Une dernière course

8 1 0
                                    

« Il le faut, votre Altesse ! »

L'homme qui avait dit cela, un Hylien entre deux âges et légèrement dégarni, n'arrivait tout de même pas à soutenir le regard de la princesse en face de lui, malgré le ton impératif employé. Il semblait avoir chaud, et pourtant ils se trouvaient dans la salle du conseil, connue pour son froid glacial en ces journées d'hiver. Zelda soupira, laissant échapper un nuage de buée et ajustant ses chauds habits le temps de trouver quoi dire.

Oui, il le fallait, elle le savait, ses conseillers le savaient, ses sujets le savaient, tout le monde en fait était conscient qu'il fallait bien qu'elle trouve un mari un jour. Le Royaume était, justement, un royaume et non une principauté, et bien que Zelda, en tant que princesse royale était tout à fait légitime à régner, un mariage apporterait un Roi à ses côtés, la permettant d'être couronnée Reine elle aussi, et, évidemment, cela serait un pas vers l'obtention d'une descendance mettant ainsi fin aux nuits d'angoisse de certains membres du conseil qui paniquaient de la voir risquer sa vie sans personne à qui confier le Royaume après.

Un mari, puis une fille, voilà l'objectif de tous dans la pièce. Enfin, sauf la Princesse elle-même, apparemment. Toujours, elle trouvait des excuses pour se soustraire à son rôle. Ou plutôt, elle utilisait son rôle de dirigeante hors pair pour échapper à son rôle de dernière survivante de la lignée féminine de la famille royale. Il fallait, affirmait-elle, résoudre les problèmes de logement dans la capitale dévastée. Ou encore, défricher les fermes abandonnées lors de la guerre pour assurer la subsistance. Ou bien faire le tour du monde et aller à la rencontre de toute figure d'autorité plus ou moins proéminente des environs pour s'assurer que la paix arrivée allait rester en place. C'étaient de bonnes excuses, voire même de bonnes raisons, d'échapper aux nombreux bals mondains organisés par sa cour et esquiver les non moins nombreux prétendants à sa main. Après quelques temps, les demandes avaient cessé et la noblesse, résignée, avait fini par renoncer à marier la princesse.

Mais, après dix ans de reconstruction de son royaume, à s'occuper de tous ses problèmes et les régler méthodiquement un à un, tous étaient revenus à la charge, car, il fallait bien l'avouer, Zelda avait fait un travail énorme.

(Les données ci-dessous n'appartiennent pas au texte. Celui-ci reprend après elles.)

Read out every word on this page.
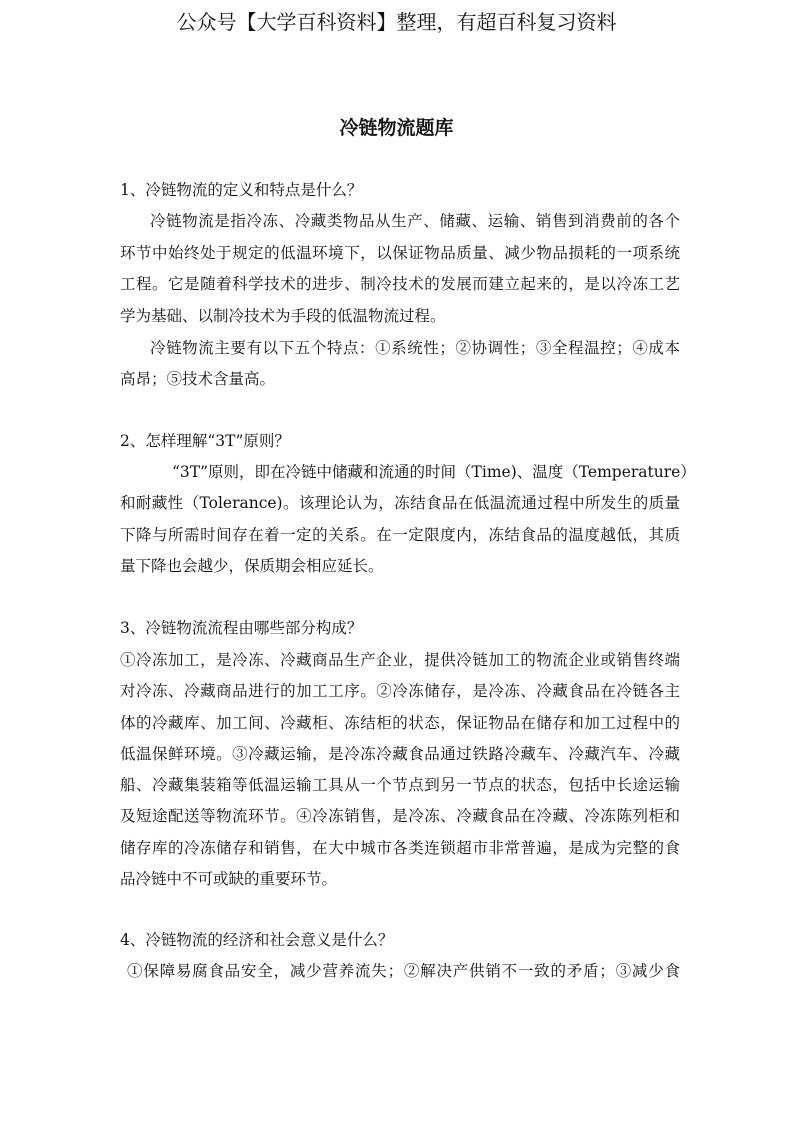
公众号【大学百科资料】整理，有超百科复习资料
冷链物流题库
1、冷链物流的定义和特点是什么？
冷链物流是指冷冻、冷藏类物品从生产、储藏、运输、销售到消费前的各个
环节中始终处于规定的低温环境下，以保证物品质量、减少物品损耗的一项系统
工程。它是随着科学技术的进步、制冷技术的发展而建立起来的，是以冷冻工艺
学为基础、以制冷技术为手段的低温物流过程。
冷链物流主要有以下五个特点：①系统性；②协调性；③全程温控；④成本
高昂；⑤技术含量高。
2、怎样理解“3T”原则？
“3T”原则，即在冷链中储藏和流通的时间（Time)、温度（Temperature）
和耐藏性（Tolerance)。该理论认为，冻结食品在低温流通过程中所发生的质量
下降与所需时间存在着一定的关系。在一定限度内，冻结食品的温度越低，其质
量下降也会越少，保质期会相应延长。
3、冷链物流流程由哪些部分构成？
①冷冻加工，是冷冻、冷藏商品生产企业，提供冷链加工的物流企业或销售终端
对冷冻、冷藏商品进行的加工工序。②冷冻储存，是冷冻、冷藏食品在冷链各主
体的冷藏库、加工间、冷藏柜、冻结柜的状态，保证物品在储存和加工过程中的
低温保鲜环境。③冷藏运输，是冷冻冷藏食品通过铁路冷藏车、冷藏汽车、冷藏
船、冷藏集装箱等低温运输工具从一个节点到另一节点的状态，包括中长途运输
及短途配送等物流环节。④冷冻销售，是冷冻、冷藏食品在冷藏、冷冻陈列柜和
储存库的冷冻储存和销售，在大中城市各类连锁超市非常普遍，是成为完整的食
品冷链中不可或缺的重要环节。
4、冷链物流的经济和社会意义是什么？
①保障易腐食品安全，减少营养流失；②解决产供销不一致的矛盾；③减少食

Si énorme qu'elle commençait à pouvoir enfin souffler et se reposer. Le château était presque fini, et seules les finitions – sculptures, tours et autres flèches – restaient à terminer. La base de la tour du Sceau ainsi que la formation de ses gardes était elle-aussi achevée, et même si l'achever aller prendre encore une bonne décennie vu le nombre de monstres apparaissant régulièrement sur le chantier, rien ne laissait penser que le Démon allait se libérer dans les années à venir. La famine avait été évitée, l'armée réorganisée, les Zoras, Gorons, Kokiris rassurés et leurs liens avec le Royaume réaffirmés sans aucune effusion de sang, et, le plus important, les Gerudos avaient été invitées à parcourir le pays.

Ce dernier point avait causé de nombreux soucis à Zelda, car la population proche de la Vallée avait de très mauvais souvenirs de l'époque où celles-ci venaient ravager leurs bétails. Mais, à force de contacts et surtout de commerce, elles avaient fini par être acceptées et il n'était pas rare de voir une femme traîner une de leurs montures de trait (une sorte d'âne mais résistant à la chaleur du désert) sur les chemins de la plaine, ou bien tenant un étal dans un marché Hylien. Encore plus important que les vols de bétail, les rapts d'hommes avaient cessé, et même quelques mariages avaient eu lieu. Cela était assez récent, et donc personne ne savait comment allaient évoluer les mœurs de ses sujets.

Toujours était-il que beaucoup, beaucoup de choses avaient été réglées par l'action diligente de Zelda, et que celle-ci arrivait au bout de son autrefois longue liste d'excuse. C'est fou ce qu'on peut faire en dix ans avec un royaume qui vous suit et une relique divine comme guide. Cependant, ce n'était pas le seul argument avancé par son conseil cette fois-là. L'absence d'obligations impératives était une chose, mais à cela s'ajoutait l'âge de la princesse. Elle venait d'avoir trente ans.